Recipe of the Week - Orange and Chipotle Rubbed Chicken Breasts

This recipe is from an e-mail newsletter I get - "Weeknight Kitchen" by Lynn Rossetto Kasper of "The Splendid Table" show on NPR. I don't get to listen to her show much, but I like to get the newsletter. Although most of the recipes are quick, they frequently have somewhat exotic ingredients, so I'm not inclined to make them. But, this one seemed really simple so I decided to try it out.

Orange and Chipotle Rubbed Chicken Breasts
I got it from "Weeknight Kitchen" by Lynn Rossetto Kasper.
She excerpted it from: Grill Every Day: 125 Fast-Track Recipes for Weeknights at the Grill by Diane Morgan. Used with permission of Chronicle Books LLC. Copyright 2007 by Diane Morgan.

Ingredients
1/4 cup fresh orange juice
3 tablespoons extra-virgin olive oil
2 tablespoons minced canned chipotle chiles in adobo sauce
2 large cloves garlic, minced
1/2 teaspoon kosher or sea salt
1/2 teaspoon freshly ground pepper
4 boneless, skin-on chicken breast halves

Directions
Prepare a medium-hot fire in a charcoal grill or preheat a gas grill on medium-high.

In a bowl or baking dish large enough to hold the chicken, combine the orange juice, olive oil, chiles, garlic, salt and pepper. Stir to mix thoroughly. Add the chicken breasts and turn to coat on both sides. Let the chicken marinate while the grill heats.

To create a cool zone, bank the coals to one side of the grill or turn off one of the burners. Oil the grill grate. Place the chicken breasts, skin side down, directly over the medium-hot fire and sear on one side, about 3 minutes. Turn and sear on the other side for 3 to 4 minutes. Move the chicken to the cooler part of the grill, cover, and grill until the juices run clear when the thickest part of a breast is pierced with a knife, or an instant-read thermometer registers 165 F, 6 to 8 minutes longer.
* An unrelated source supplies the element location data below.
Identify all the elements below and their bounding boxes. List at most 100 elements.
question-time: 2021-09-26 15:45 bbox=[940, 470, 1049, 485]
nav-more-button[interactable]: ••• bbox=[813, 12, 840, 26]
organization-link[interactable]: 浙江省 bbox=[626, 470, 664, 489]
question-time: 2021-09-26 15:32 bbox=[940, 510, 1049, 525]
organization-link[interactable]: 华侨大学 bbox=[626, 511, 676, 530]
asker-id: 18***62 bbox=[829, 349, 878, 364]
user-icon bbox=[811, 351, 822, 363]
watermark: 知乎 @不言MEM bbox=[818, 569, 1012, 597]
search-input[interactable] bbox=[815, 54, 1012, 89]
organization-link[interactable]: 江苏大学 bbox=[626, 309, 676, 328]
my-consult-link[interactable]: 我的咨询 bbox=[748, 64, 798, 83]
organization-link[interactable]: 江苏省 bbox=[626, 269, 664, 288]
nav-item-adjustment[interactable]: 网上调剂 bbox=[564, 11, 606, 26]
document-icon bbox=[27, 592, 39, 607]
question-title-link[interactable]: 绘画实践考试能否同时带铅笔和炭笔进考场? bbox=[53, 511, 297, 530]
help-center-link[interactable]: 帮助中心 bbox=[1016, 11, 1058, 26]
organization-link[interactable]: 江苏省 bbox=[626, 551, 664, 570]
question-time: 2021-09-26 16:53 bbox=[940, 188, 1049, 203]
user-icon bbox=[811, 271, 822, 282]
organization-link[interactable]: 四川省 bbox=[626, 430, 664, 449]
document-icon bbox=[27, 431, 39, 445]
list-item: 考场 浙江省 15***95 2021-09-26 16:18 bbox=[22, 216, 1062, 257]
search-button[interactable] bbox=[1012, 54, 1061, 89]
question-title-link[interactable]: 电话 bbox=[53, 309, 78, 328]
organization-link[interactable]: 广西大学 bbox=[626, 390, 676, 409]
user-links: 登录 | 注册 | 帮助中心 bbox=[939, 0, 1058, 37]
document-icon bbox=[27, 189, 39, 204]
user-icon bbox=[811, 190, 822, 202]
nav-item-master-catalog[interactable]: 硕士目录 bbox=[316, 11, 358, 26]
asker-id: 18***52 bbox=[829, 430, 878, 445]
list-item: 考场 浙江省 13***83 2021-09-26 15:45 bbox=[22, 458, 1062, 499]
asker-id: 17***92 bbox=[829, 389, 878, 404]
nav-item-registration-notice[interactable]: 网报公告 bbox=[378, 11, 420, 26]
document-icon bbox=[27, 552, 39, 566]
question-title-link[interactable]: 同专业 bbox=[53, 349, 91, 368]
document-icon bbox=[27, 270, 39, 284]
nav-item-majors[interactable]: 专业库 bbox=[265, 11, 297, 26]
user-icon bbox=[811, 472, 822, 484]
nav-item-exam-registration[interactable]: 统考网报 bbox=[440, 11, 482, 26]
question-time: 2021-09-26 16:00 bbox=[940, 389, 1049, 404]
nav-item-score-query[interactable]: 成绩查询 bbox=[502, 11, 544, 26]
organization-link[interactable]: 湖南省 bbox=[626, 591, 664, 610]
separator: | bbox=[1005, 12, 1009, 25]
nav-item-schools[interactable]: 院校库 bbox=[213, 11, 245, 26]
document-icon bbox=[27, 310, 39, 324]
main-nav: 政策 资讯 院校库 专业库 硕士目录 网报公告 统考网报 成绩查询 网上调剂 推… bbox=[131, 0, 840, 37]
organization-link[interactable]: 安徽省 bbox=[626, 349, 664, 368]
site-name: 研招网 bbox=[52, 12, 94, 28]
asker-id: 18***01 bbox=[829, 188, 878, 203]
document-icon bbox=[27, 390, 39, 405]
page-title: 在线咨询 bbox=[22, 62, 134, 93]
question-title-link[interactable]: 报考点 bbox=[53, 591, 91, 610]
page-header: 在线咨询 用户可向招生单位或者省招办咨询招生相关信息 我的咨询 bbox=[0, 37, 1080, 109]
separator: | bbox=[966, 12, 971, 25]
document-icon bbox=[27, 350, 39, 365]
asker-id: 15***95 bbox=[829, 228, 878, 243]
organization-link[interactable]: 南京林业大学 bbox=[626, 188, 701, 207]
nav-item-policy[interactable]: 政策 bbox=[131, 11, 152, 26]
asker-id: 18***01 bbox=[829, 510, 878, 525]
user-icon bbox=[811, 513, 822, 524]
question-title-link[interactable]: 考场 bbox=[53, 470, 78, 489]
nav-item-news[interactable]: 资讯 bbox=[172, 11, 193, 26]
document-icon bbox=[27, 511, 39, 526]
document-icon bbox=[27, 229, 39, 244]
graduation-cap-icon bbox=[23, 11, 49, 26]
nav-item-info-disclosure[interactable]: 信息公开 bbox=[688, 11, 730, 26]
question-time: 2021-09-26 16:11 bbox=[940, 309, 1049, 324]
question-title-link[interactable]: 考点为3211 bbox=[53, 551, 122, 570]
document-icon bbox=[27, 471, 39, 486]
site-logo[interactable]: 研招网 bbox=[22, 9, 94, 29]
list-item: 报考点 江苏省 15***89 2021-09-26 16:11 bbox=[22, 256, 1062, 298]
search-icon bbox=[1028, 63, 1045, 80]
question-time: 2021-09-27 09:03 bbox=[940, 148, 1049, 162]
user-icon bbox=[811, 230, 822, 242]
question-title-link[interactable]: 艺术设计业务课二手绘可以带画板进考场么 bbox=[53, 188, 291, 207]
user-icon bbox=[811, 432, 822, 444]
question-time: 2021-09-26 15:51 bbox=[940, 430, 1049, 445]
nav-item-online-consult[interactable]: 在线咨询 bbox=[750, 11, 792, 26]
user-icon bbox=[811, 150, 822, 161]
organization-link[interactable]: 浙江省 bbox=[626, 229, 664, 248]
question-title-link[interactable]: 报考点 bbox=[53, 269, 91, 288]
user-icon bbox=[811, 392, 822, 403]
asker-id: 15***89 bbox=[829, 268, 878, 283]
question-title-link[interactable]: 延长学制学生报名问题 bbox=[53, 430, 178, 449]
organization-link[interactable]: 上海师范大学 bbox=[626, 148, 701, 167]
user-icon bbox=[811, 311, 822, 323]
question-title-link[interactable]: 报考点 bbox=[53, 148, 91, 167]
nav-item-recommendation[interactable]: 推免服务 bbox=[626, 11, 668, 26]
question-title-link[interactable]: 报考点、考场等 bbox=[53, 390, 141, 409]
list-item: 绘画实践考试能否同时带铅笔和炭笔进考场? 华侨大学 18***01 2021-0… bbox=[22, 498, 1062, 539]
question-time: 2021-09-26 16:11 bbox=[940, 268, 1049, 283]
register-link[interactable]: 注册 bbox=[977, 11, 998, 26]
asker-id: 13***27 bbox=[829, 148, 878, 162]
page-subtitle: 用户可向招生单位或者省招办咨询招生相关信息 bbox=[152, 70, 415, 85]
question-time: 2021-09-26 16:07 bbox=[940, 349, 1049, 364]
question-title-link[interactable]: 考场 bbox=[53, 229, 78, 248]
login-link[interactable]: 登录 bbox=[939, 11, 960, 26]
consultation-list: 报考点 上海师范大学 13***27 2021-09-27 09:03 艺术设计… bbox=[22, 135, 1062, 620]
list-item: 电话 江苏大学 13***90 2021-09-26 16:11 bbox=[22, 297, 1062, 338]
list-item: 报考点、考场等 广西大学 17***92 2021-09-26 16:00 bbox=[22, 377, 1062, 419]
Divide the chicken breasts among warmed dinner plates. Serve immediately.

The Verdict
Overall, we liked this one. I thought it was a little too pepper-y so I will probably reduce the black pepper next time (but I don't really like pepper so I'm probably not the person to believe on this one). I could not find minced chiles so I got the whole ones and minced them myself. It took about 3 chiles to get 2 Tbsp.

I made it on our indoor grill, which only takes 5 minutes to heat up so I knew that just letting the chicken marinate while the grill heated would not be enough. So, I let it marinate for about 15 minutes, flipping it 1/2 way through. I did pierce the chicken before I put it in the marinade. Still, I did not thing it marinated long enough. Next time, I will try it for an hour or so. The chicken was still very moist and tasty, I just didn't get much of the orange.

I served it with a side of black beans. I tried these canned "Ranch Style" beans that are supposed to be already seasoned but they were pretty plain. I should have bought regular beans and done one of my other black bean recipes.

Our camera is still broken, so no pictures. We did get some of that canned air stuff the other night to try and clean out the crevices around the lens (the problem being that the lens won't open all the way). That is one of the tips I found on-line for fixing the problem. Hopefully that will work (because none of the other tips I've found have).